Inexact, et gentiment inexact, mais uniquement parce qu'à l'époque, Amazon n'était pas éditeur, contrairement à France Loisirs. Maintenant, on comprend alors mieux que la société, pour le territoire français, se mette à recruter pour un poste d'éditeur – avec en perspective l'ouverture d'une filiale éditoriale. Le poste, au sein du Landerneau germanopratin, fait d'ailleurs jaser : qui osera postuler ?

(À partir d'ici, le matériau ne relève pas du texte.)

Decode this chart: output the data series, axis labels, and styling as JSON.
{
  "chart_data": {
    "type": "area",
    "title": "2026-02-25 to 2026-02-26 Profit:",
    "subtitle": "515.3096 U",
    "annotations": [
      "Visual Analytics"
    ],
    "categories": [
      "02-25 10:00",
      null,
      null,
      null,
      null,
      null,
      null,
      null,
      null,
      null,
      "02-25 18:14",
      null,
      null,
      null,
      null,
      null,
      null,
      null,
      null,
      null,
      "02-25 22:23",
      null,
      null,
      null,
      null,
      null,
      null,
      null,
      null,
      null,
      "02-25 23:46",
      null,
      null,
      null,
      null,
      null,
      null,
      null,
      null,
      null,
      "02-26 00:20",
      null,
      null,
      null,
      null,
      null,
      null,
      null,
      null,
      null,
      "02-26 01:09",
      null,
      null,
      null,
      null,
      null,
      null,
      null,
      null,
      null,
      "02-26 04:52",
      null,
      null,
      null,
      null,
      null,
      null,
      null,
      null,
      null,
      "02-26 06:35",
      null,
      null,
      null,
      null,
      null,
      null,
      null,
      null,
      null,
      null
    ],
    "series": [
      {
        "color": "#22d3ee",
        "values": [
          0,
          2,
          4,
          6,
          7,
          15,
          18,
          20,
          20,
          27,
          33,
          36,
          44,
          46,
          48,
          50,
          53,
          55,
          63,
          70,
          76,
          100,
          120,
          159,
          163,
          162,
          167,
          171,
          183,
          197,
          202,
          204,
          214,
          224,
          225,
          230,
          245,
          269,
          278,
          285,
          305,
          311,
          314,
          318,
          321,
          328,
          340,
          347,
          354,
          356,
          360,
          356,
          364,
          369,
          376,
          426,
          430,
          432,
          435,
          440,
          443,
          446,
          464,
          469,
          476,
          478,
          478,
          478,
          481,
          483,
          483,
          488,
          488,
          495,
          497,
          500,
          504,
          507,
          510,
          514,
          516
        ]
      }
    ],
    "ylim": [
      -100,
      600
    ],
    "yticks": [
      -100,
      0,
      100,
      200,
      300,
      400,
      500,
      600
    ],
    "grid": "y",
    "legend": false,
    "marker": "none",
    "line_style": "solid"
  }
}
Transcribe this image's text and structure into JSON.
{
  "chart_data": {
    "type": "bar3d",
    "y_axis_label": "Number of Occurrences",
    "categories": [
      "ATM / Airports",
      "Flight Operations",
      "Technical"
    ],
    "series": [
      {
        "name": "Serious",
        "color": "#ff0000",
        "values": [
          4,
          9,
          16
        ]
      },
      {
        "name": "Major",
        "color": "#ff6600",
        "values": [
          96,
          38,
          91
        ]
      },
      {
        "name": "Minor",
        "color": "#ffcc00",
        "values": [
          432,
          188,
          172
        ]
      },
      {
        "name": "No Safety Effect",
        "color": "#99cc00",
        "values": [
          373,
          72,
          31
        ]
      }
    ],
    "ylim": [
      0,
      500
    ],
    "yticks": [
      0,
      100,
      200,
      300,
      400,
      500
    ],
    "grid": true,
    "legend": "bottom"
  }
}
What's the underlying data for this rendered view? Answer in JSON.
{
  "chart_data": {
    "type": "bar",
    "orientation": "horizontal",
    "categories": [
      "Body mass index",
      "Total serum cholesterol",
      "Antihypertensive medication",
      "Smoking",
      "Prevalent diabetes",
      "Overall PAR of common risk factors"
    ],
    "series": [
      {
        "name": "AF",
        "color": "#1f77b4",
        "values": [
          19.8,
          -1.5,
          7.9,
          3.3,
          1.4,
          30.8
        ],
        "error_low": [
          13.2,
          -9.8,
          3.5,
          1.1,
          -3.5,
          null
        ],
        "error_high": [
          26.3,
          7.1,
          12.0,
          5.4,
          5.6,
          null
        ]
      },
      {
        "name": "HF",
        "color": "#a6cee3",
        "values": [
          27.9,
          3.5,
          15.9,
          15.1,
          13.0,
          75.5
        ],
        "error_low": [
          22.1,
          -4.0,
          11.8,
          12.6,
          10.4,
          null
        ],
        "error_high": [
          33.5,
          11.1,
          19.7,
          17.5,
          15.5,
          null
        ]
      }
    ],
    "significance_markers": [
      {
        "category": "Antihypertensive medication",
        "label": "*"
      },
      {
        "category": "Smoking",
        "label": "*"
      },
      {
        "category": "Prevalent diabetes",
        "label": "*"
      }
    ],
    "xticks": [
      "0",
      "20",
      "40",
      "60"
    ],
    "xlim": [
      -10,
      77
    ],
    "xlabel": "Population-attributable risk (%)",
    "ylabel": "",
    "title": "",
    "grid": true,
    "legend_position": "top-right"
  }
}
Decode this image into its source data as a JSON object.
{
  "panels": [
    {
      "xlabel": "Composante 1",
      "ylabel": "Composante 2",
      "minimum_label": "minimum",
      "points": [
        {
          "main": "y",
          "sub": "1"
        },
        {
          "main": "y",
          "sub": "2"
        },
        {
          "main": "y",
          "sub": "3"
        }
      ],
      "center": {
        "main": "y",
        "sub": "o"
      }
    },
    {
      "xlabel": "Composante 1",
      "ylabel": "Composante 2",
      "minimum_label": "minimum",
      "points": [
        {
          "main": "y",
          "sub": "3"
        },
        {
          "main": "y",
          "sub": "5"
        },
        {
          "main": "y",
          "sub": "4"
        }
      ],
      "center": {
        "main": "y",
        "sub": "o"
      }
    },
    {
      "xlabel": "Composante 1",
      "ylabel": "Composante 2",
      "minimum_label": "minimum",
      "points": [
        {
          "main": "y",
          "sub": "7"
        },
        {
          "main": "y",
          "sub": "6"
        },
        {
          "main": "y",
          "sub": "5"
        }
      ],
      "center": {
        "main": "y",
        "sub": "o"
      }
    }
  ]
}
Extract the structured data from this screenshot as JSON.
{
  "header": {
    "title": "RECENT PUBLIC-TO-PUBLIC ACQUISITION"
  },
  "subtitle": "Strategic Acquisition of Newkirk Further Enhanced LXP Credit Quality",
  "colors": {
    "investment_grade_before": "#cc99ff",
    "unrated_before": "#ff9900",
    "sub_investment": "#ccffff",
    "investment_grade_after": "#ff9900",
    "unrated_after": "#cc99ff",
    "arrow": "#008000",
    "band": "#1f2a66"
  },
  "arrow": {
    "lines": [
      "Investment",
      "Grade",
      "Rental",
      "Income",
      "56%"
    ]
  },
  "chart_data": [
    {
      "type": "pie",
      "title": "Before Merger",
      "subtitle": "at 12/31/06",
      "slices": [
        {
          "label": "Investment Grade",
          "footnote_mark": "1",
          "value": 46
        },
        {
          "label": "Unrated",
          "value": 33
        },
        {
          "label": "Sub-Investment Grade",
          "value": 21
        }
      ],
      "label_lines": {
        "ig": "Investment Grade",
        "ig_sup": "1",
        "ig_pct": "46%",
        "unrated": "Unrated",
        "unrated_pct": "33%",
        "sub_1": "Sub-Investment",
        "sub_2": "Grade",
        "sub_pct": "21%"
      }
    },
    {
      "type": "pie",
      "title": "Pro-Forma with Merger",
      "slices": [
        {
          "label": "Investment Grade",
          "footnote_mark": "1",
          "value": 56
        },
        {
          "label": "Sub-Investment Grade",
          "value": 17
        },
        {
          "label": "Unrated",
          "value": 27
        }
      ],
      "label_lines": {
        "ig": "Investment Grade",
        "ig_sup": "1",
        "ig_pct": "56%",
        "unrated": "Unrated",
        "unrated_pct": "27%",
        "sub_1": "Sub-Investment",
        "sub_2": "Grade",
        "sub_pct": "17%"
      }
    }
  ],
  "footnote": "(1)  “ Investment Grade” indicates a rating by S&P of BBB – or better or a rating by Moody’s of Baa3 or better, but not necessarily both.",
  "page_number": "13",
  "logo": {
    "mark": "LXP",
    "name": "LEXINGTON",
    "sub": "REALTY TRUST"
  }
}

Amazon, bientôt éditeur et Club de livres
Rappelons toutefois les conditions dans lesquelles s'opère la vente de livres, dans le cadre du Club, et qui restent très encadrées :
Les clubs fixent eux-mêmes le prix des livres qu'ils publient, toutefois, ils ne peuvent déterminer un prix de vente au public inférieur au premier prix de vente au public que neuf mois après la première édition. Les « clubs » ne peuvent pas accorder des rabais sur leurs propres prix, si ce n'est dans la limite légale des 5 %, ils sont soumis au respect du prix unique et ne peuvent pratiquer un rabais supérieur à 5 % qu'après deux ans d'édition (on peut leur faire grâce des six mois de stock puisqu'ils n'ont pas d'approvisionnement comme peuvent en avoir les détaillants classiques).
Amazon devenu éditeur, et se positionnant, alors comme un Club de lecture, avec une franchise qui s'intitulerait Kindle Unlimited, qui se préoccupera de ce que l'offre d'abonnement soit légale ou non ? La firme achètera les livres, dans un délai de 9 mois à compter de la date de dépôt légal de la première édition, conformément aux dispositions de la loi Lang, « en vue de sa diffusion par courtage, abonnement ou par correspondance, à un prix inférieur à celui de la première édition ».
De la sorte, la firme américaine pourra constituer un catalogue riche, varié, et décider en son âme et conscience du prix de vente public, à l'unité, et d'instaurer une offre d'abonnement pour 9,99 € mensuels. En toute légalité...
Il se trouvera certainement des maisons pour s'y opposer – on imagine mal Antoine Gallimard ou Arnaud Nourry, qui ont tempêté, publiquement ou non, contre l'offre d'abonnement, faire tout à coup volte-face. Mais une petite maison à qui l'on ferait une offre difficile à refuser, comment fera-t-elle ? Quand on connaît les fonds qu'Amazon abonde dans la cagnotte destinée aux auteurs qui ont confié leurs titres à l'offre Unlimited, ou encore, pour ceux qui prêtent leurs titres dans le cadre du service Amazon Prime – on compte en millions de dollars... – qui serait à même de résister, sinon pas conscience politique, citoyenne ou éthique ?
Mais dans un marché du livre toujours plus difficile quand on ne dispose pas de best-sellers, jusqu'à quand pousse-t-on le civisme ? Sachant que les autres sociétés qui se sont lancées ne disposeront jamais des moyens d'Amazon pour faire des rachats massifs de droits...
Amazon deviendra donc éditeur, rachètera des droits de livres grands formats, les publiera à travers sa maison, et instaurera une offre d'abonnement, qui sera bel et bien fixée par un éditeur. Un seul et unique éditeur.